26. Les principes de responsabilité et de solidarité au sein de l’UE à l’égard des États membres de la Méditerranée les plus touchés par la pression migratoire devront également continuer à être la pierre angulaire de notre politique. Cela comprend la révision du régime commun d’asile européen pour le rendre plus efficace et plus convergence, en particulier en direction des Etats en première ligne. Cela comprend également la nécessité d’assurer le détachement adéquat de personnels auprès de Frontex, de l’EASO et des autres mécanismes de l’UE qui appuient les systèmes de réception et régimes d’asile des États en première ligne.

Aller de l’avant

27. L’Union européenne doit produire des résultats et progresser de manière équilibrée et concrète sur tous ces fronts.

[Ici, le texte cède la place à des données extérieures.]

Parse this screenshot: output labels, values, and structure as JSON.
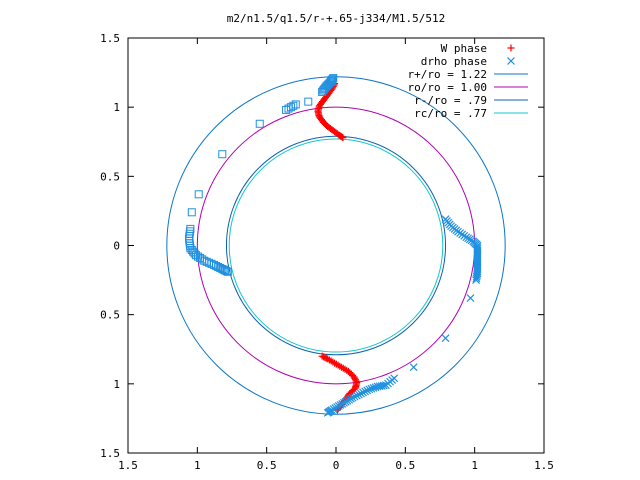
{
  "chart_data": {
    "type": "scatter",
    "title": "m2/n1.5/q1.5/r-+.65-j334/M1.5/512",
    "xlim": [
      -1.5,
      1.5
    ],
    "ylim": [
      -1.5,
      1.5
    ],
    "x_ticks": [
      -1.5,
      -1,
      -0.5,
      0,
      0.5,
      1,
      1.5
    ],
    "y_ticks": [
      -1.5,
      -1,
      -0.5,
      0,
      0.5,
      1,
      1.5
    ],
    "x_tick_labels": [
      "1.5",
      "1",
      "0.5",
      "0",
      "0.5",
      "1",
      "1.5"
    ],
    "y_tick_labels": [
      "1.5",
      "1",
      "0.5",
      "0",
      "0.5",
      "1",
      "1.5"
    ],
    "grid": false,
    "legend_position": "top-right",
    "circles": [
      {
        "label": "r+/ro = 1.22",
        "radius": 1.22,
        "color": "#0a75c8"
      },
      {
        "label": "ro/ro = 1.00",
        "radius": 1.0,
        "color": "#b000b0"
      },
      {
        "label": "r-/ro = .79",
        "radius": 0.79,
        "color": "#1060b0"
      },
      {
        "label": "rc/ro = .77",
        "radius": 0.77,
        "color": "#10c8c8"
      }
    ],
    "series": [
      {
        "name": "W phase",
        "marker": "plus",
        "color": "#ff0000",
        "points": [
          [
            0.05,
            0.78
          ],
          [
            0.02,
            0.8
          ],
          [
            -0.02,
            0.83
          ],
          [
            -0.06,
            0.86
          ],
          [
            -0.09,
            0.89
          ],
          [
            -0.12,
            0.93
          ],
          [
            -0.13,
            0.97
          ],
          [
            -0.12,
            1.01
          ],
          [
            -0.09,
            1.05
          ],
          [
            -0.06,
            1.09
          ],
          [
            -0.03,
            1.13
          ],
          [
            -0.01,
            1.17
          ],
          [
            -0.1,
            -0.8
          ],
          [
            -0.06,
            -0.82
          ],
          [
            -0.01,
            -0.85
          ],
          [
            0.04,
            -0.88
          ],
          [
            0.09,
            -0.91
          ],
          [
            0.13,
            -0.95
          ],
          [
            0.15,
            -0.99
          ],
          [
            0.14,
            -1.03
          ],
          [
            0.1,
            -1.07
          ],
          [
            0.07,
            -1.11
          ],
          [
            0.04,
            -1.15
          ],
          [
            0.01,
            -1.19
          ]
        ]
      },
      {
        "name": "drho phase",
        "marker": "cross",
        "color": "#2090e0",
        "points": [
          [
            0.79,
            0.19
          ],
          [
            0.83,
            0.14
          ],
          [
            0.88,
            0.1
          ],
          [
            0.94,
            0.06
          ],
          [
            0.99,
            0.03
          ],
          [
            1.02,
            0.0
          ],
          [
            1.02,
            -0.05
          ],
          [
            1.02,
            -0.1
          ],
          [
            1.02,
            -0.15
          ],
          [
            1.02,
            -0.2
          ],
          [
            1.01,
            -0.25
          ],
          [
            0.97,
            -0.38
          ],
          [
            0.79,
            -0.67
          ],
          [
            0.56,
            -0.88
          ],
          [
            0.42,
            -0.96
          ],
          [
            0.36,
            -1.01
          ],
          [
            0.3,
            -1.02
          ],
          [
            0.24,
            -1.04
          ],
          [
            0.18,
            -1.07
          ],
          [
            0.12,
            -1.1
          ],
          [
            0.07,
            -1.13
          ],
          [
            0.02,
            -1.16
          ],
          [
            -0.03,
            -1.19
          ],
          [
            -0.06,
            -1.21
          ]
        ]
      },
      {
        "name": "",
        "marker": "square",
        "color": "#2090e0",
        "points": [
          [
            -0.02,
            1.21
          ],
          [
            -0.04,
            1.18
          ],
          [
            -0.07,
            1.15
          ],
          [
            -0.1,
            1.11
          ],
          [
            -0.2,
            1.04
          ],
          [
            -0.29,
            1.02
          ],
          [
            -0.36,
            0.98
          ],
          [
            -0.55,
            0.88
          ],
          [
            -0.82,
            0.66
          ],
          [
            -0.99,
            0.37
          ],
          [
            -1.04,
            0.24
          ],
          [
            -1.05,
            0.12
          ],
          [
            -1.06,
            0.05
          ],
          [
            -1.05,
            -0.02
          ],
          [
            -1.01,
            -0.07
          ],
          [
            -0.95,
            -0.11
          ],
          [
            -0.88,
            -0.14
          ],
          [
            -0.82,
            -0.17
          ],
          [
            -0.78,
            -0.19
          ]
        ]
      }
    ]
  }
}
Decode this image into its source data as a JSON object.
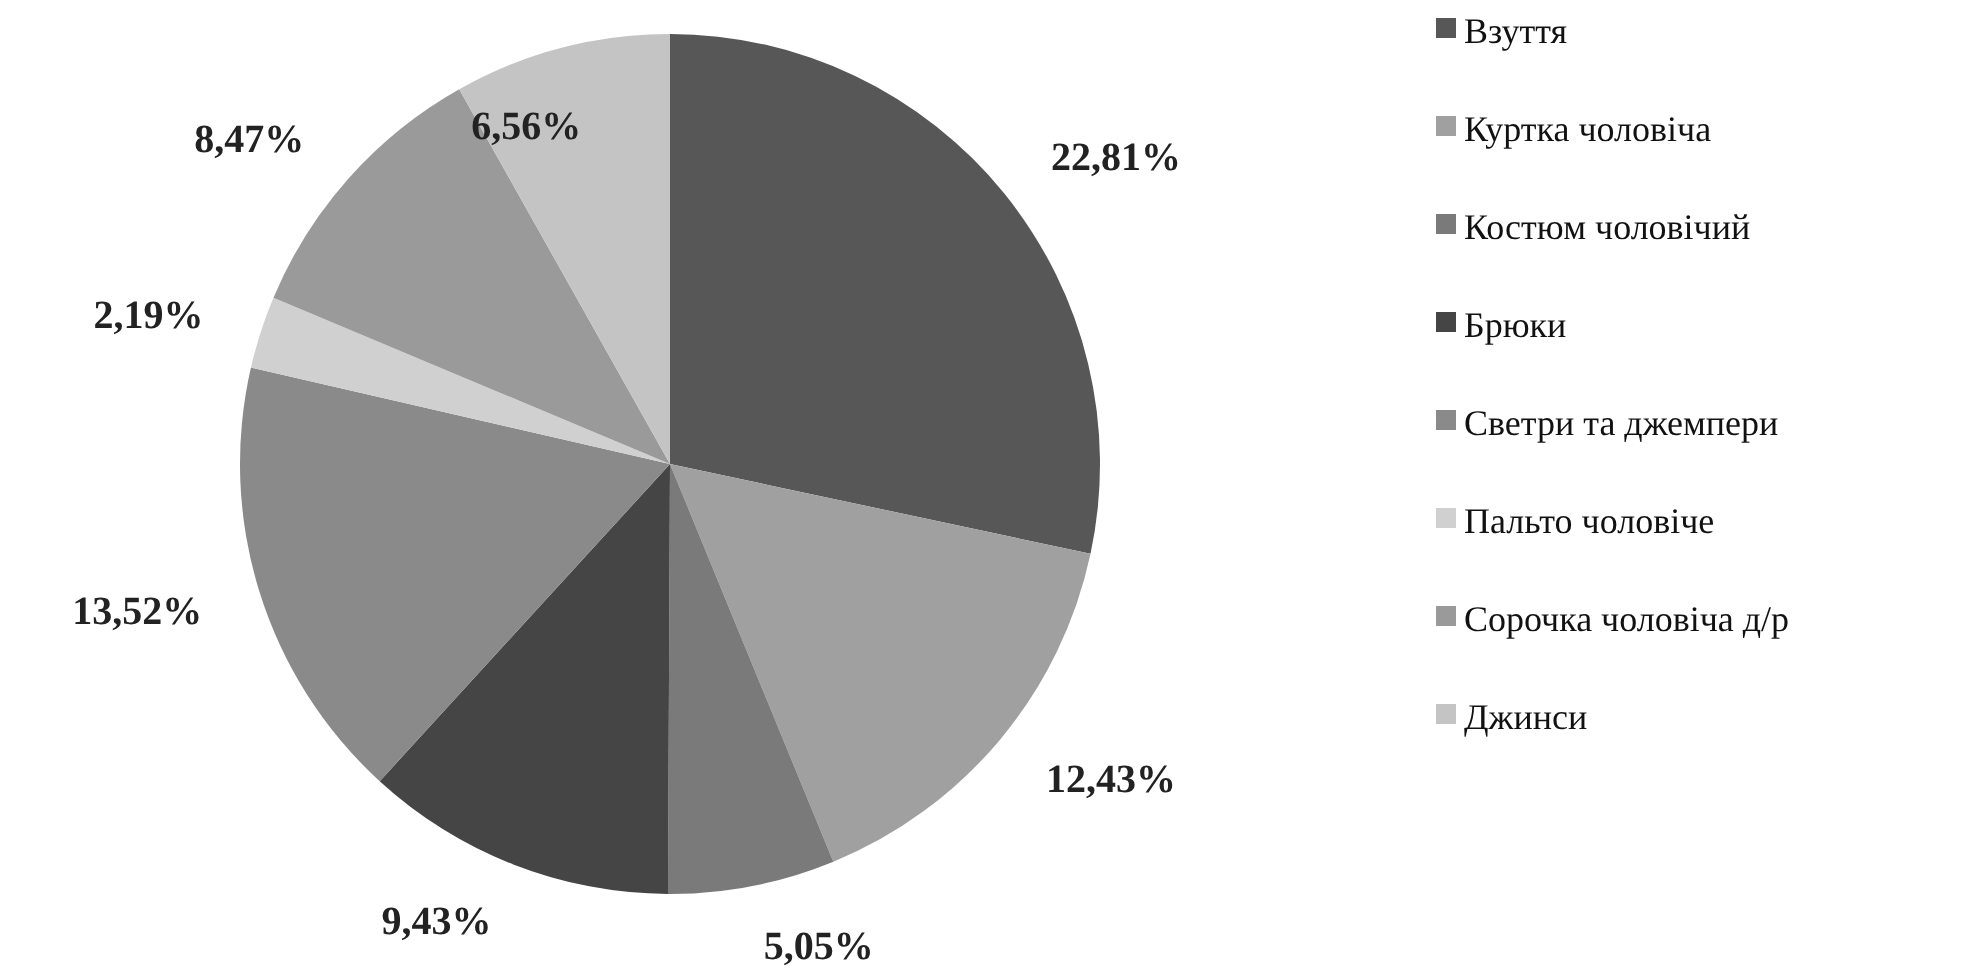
{
  "chart_data": {
    "type": "pie",
    "categories": [
      "Взуття",
      "Куртка чоловіча",
      "Костюм чоловічий",
      "Брюки",
      "Светри та джемпери",
      "Пальто чоловіче",
      "Сорочка чоловіча д/р",
      "Джинси"
    ],
    "values": [
      22.81,
      12.43,
      5.05,
      9.43,
      13.52,
      2.19,
      8.47,
      6.56
    ],
    "value_labels": [
      "22,81%",
      "12,43%",
      "5,05%",
      "9,43%",
      "13,52%",
      "2,19%",
      "8,47%",
      "6,56%"
    ],
    "colors": [
      "#575757",
      "#a0a0a0",
      "#7a7a7a",
      "#454545",
      "#8a8a8a",
      "#d0d0d0",
      "#9a9a9a",
      "#c4c4c4"
    ],
    "legend": "right"
  }
}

Des changements réels devront se faire sentir dans la vie de nos citoyens.

28. Nous soulignons qu’il est urgent pour l’UE de s’attacher à répondre efficacement aux défis nouveaux, notamment dans le domaine de la sécurité et de la défense. Afin de parvenir à cet objectif, il est essentiel de mener à bien un domaine d’intégration tout aussi important en parachevant et en réformant l’Union économique et monétaire, en assurant la résilience et la cohésion de la zone euro et en permettant ainsi à l’euro de jouer le rôle conçu pour lui à l’origine.

29. Nous estimons que c’est ainsi que nous pourrons faire en sorte que tous les États membres bénéficient d’une même prospérité et renforcer l’unité et le sens du projet européen.

30. Le prochain sommet des pays du Sud de l’Union européenne aura lieu en Espagne, puis à Chypre.